Consumer staples have lagged as the market hit new highs in recent months, and traders are positioning for potential declines in some key names.
Stocks in the sector are often considered relatively safe because they generally experience less volatility and offer high dividends. But they tend to fall out of favor in bull markets as investors seek riskier assets and rising interest rates in other asset classes make their yields less attractive. Yesterday our scanners found downside trades in the SPDR Consumer Staples Fund, food company Mondelez, and hygiene-products giant Procter & Gamble:
- XLP: 5,600 February 50 puts were bought for $0.35-$0.36 against open interest of 220 contracts.
- MDLZ: 3,300 March 37 puts were purchased for $0.56 against open interest of 2,213 contracts.

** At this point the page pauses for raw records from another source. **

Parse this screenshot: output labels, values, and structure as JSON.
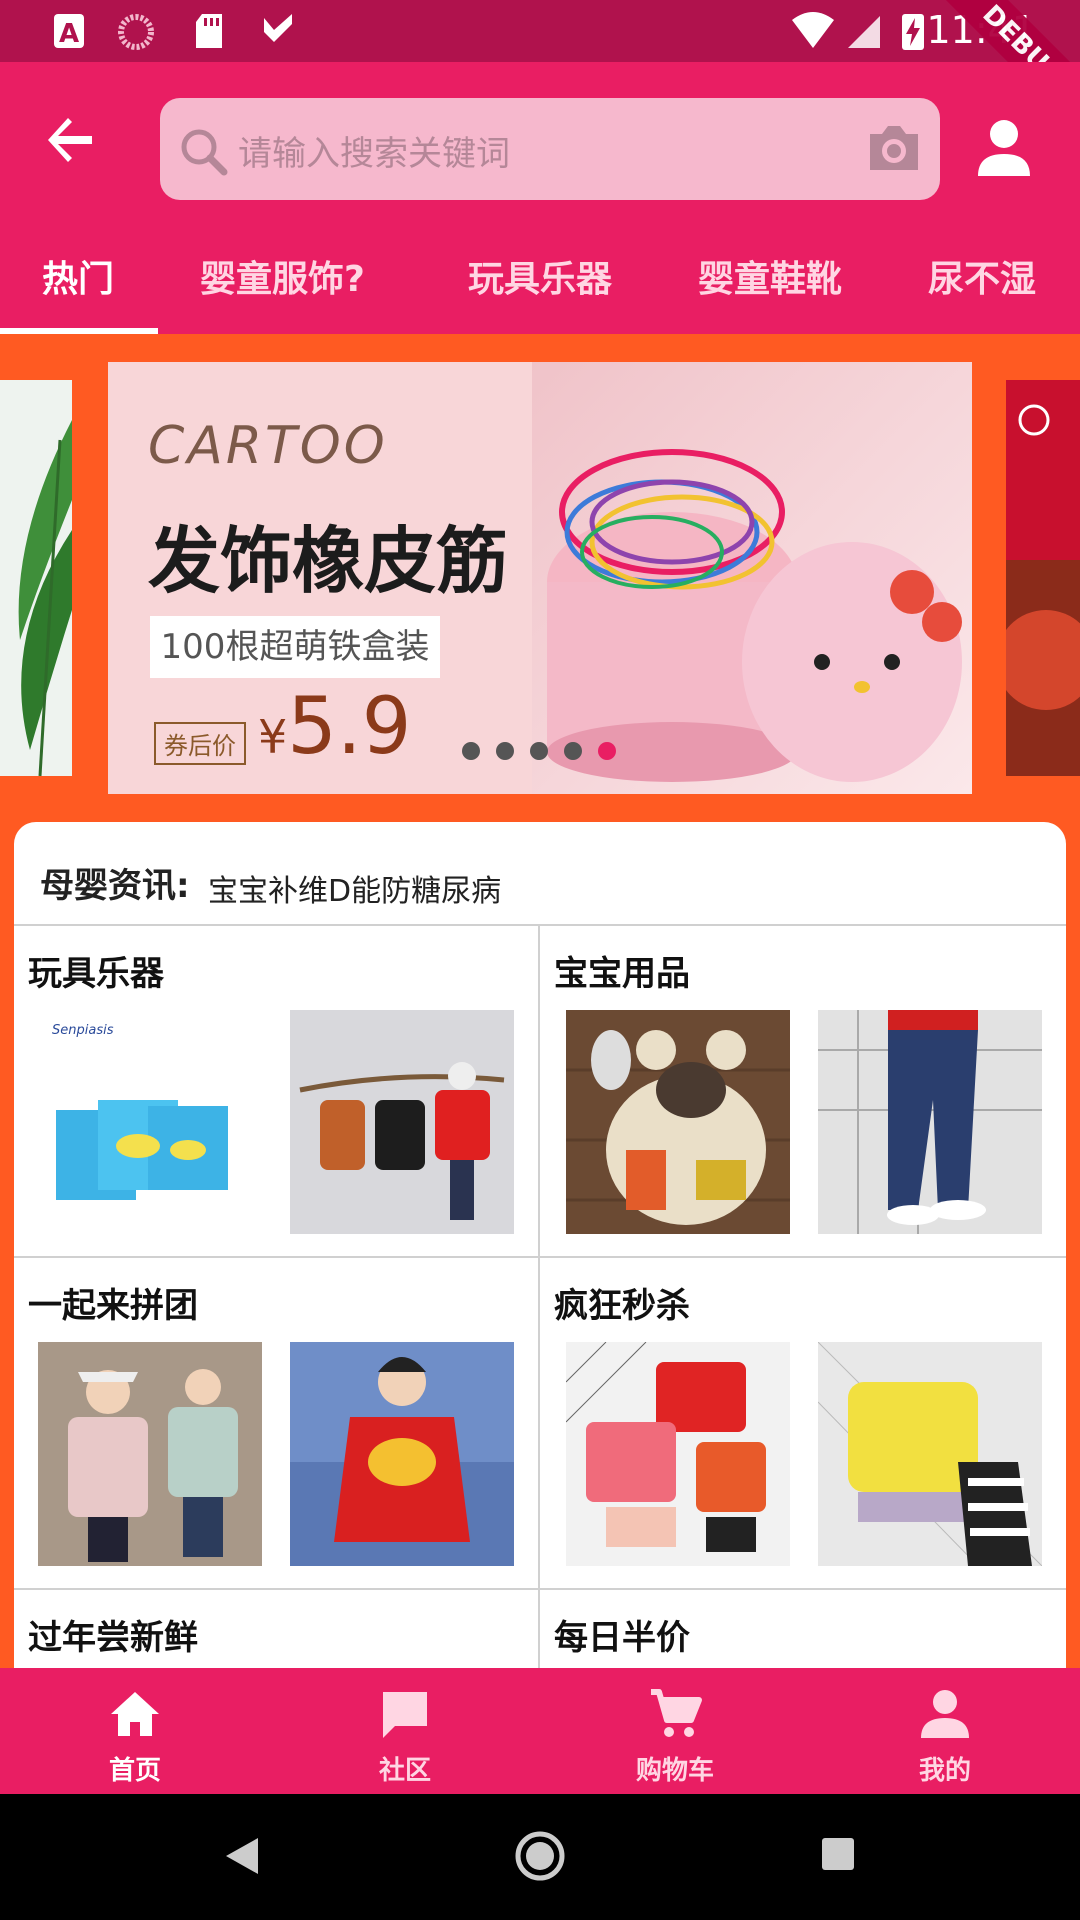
{
  "status_bar": {
    "time": "11:41"
  },
  "debug_ribbon": "DEBUG",
  "search": {
    "placeholder": "请输入搜索关键词"
  },
  "tabs": [
    {
      "label": "热门",
      "active": true
    },
    {
      "label": "婴童服饰?"
    },
    {
      "label": "玩具乐器"
    },
    {
      "label": "婴童鞋靴"
    },
    {
      "label": "尿不湿"
    }
  ],
  "banner": {
    "brand": "CARTOO",
    "title": "发饰橡皮筋",
    "tag": "100根超萌铁盒装",
    "price_label": "券后价",
    "currency": "¥",
    "price": "5.9",
    "page_count": 5,
    "active_page": 5
  },
  "news": {
    "label": "母婴资讯:",
    "text": "宝宝补维D能防糖尿病"
  },
  "sections": [
    {
      "title": "玩具乐器"
    },
    {
      "title": "宝宝用品"
    },
    {
      "title": "一起来拼团"
    },
    {
      "title": "疯狂秒杀"
    },
    {
      "title": "过年尝新鲜"
    },
    {
      "title": "每日半价"
    }
  ],
  "bottom_nav": [
    {
      "label": "首页",
      "icon": "home-icon",
      "active": true
    },
    {
      "label": "社区",
      "icon": "chat-icon"
    },
    {
      "label": "购物车",
      "icon": "cart-icon"
    },
    {
      "label": "我的",
      "icon": "person-icon"
    }
  ],
  "colors": {
    "primary": "#e91e63",
    "status_bar": "#b0124d",
    "accent_bg": "#ff5a22",
    "inactive_tab": "#ffd6e3"
  }
}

- PG: 2,800 Weekly 81 puts expiring on Jan. 13 were bought for $0.18 to $0.20 against open interest of 249 contracts.
Long puts lock in the price where a stock can be sold, so they make money if shares decline. Investors use them to hedge long positions or to speculate on a drop. These contracts are safer than shorting a stock directly, as the options limit the amount of cash that can be lost if shares rally. (See our Education section)
XLP fell 0.61 percent to $51.73 yesterday and is down 2 percent in the last three months. MDLZ is up 4 percent in the last three months but slipped 0.29 percent yesterday to close at $44.72. PG has declined 4 percent in the last three months and was down 0.63 percent to $84.07 yesterday.